Photo credit: www.msad40.org
In 1881, the Ellen Austin set sail from England to journey to New York. A month later, its journey was coming to a close. But as it was sailing through the Bermuda Triangle, it was surrounded by a mist so thick that visibility was severely compromised. The crew began sailing slower, and a lookout was positioned in the crow’s nest. Not long later, the lookout declared that he could see a ship. The rest of the crew were unable to see through the fog, but called out to it nonetheless. Although no replies came, they could still hear the other ship, and stayed relatively close by. When the fog eventually cleared, they realized that the other ship was abandoned.

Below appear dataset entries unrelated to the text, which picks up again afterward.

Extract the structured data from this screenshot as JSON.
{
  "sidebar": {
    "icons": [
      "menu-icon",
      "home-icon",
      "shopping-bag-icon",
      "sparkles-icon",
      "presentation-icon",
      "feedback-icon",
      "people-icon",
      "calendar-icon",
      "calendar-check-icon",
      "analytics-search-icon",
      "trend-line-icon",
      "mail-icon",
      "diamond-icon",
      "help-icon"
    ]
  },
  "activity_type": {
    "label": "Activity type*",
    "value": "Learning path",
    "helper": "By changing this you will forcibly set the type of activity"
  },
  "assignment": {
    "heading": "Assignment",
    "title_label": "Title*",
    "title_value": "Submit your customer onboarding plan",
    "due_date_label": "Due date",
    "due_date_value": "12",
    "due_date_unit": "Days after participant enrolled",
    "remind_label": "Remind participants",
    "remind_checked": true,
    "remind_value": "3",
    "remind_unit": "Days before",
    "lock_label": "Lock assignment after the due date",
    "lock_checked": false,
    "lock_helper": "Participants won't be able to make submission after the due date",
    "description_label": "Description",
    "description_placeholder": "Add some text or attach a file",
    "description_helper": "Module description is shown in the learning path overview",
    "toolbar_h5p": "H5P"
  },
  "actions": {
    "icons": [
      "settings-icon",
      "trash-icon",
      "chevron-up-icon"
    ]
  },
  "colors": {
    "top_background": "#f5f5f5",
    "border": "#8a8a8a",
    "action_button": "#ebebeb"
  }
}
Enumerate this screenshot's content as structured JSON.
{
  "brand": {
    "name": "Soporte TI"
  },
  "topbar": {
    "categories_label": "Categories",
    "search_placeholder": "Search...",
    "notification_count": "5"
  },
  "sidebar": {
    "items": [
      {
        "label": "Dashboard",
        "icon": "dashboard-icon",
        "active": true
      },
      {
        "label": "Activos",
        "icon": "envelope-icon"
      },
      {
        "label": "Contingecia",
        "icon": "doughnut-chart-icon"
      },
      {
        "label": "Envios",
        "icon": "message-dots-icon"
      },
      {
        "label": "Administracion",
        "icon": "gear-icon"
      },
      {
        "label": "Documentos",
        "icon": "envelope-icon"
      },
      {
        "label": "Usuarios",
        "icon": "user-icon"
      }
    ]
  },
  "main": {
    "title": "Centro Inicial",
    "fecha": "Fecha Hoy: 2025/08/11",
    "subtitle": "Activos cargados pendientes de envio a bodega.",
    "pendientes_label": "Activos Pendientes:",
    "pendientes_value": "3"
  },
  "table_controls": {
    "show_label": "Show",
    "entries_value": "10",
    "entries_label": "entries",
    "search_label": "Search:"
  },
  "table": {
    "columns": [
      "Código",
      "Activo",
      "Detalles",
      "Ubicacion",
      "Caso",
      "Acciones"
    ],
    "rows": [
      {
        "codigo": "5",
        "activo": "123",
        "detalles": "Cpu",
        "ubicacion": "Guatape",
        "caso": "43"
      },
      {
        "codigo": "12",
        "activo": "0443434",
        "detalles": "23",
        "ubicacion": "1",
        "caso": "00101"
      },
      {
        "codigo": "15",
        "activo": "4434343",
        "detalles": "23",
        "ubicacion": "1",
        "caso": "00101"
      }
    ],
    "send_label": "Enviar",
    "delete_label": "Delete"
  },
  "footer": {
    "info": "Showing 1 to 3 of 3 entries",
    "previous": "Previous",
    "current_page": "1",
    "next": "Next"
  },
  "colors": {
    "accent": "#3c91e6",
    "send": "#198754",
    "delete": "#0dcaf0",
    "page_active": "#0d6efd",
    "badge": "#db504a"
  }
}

Captain Baker of the Ellen Austin ordered six of his men to board the ghost ship and sail it to New York, alongside the Ellen Austin. The captain’s log and the trail boards were missing from the second ship, meaning its name could not be known, although Captain Baker believed it probably came from Honduras. So the Ellen Austin and the mystery ship set sail, and had a pleasant few days, until a storm hit and forced them apart. After the storm, the unnamed ship had vanished. Captain Baker soon spotted it, and, after chasing it for several hours, the Ellen Austin caught up, and found that it was, once again, empty. The six men of Ellen Austin were gone. A reluctant crew was convinced by their captain to board the empty ship, on the condition that they were given guns. The two ships set sail in close proximity once again. A few hours later, another fog set in, and the unnamed ship disappeared for good, along with its third crew.
I'm not sure which ship was the focus of the mysterious happenings, but I don't think I would want to sail on the Ellen Austin again if I was a sailor, ya know?
Coffee out on the patio this morning. Temps are on the rise again to near 90.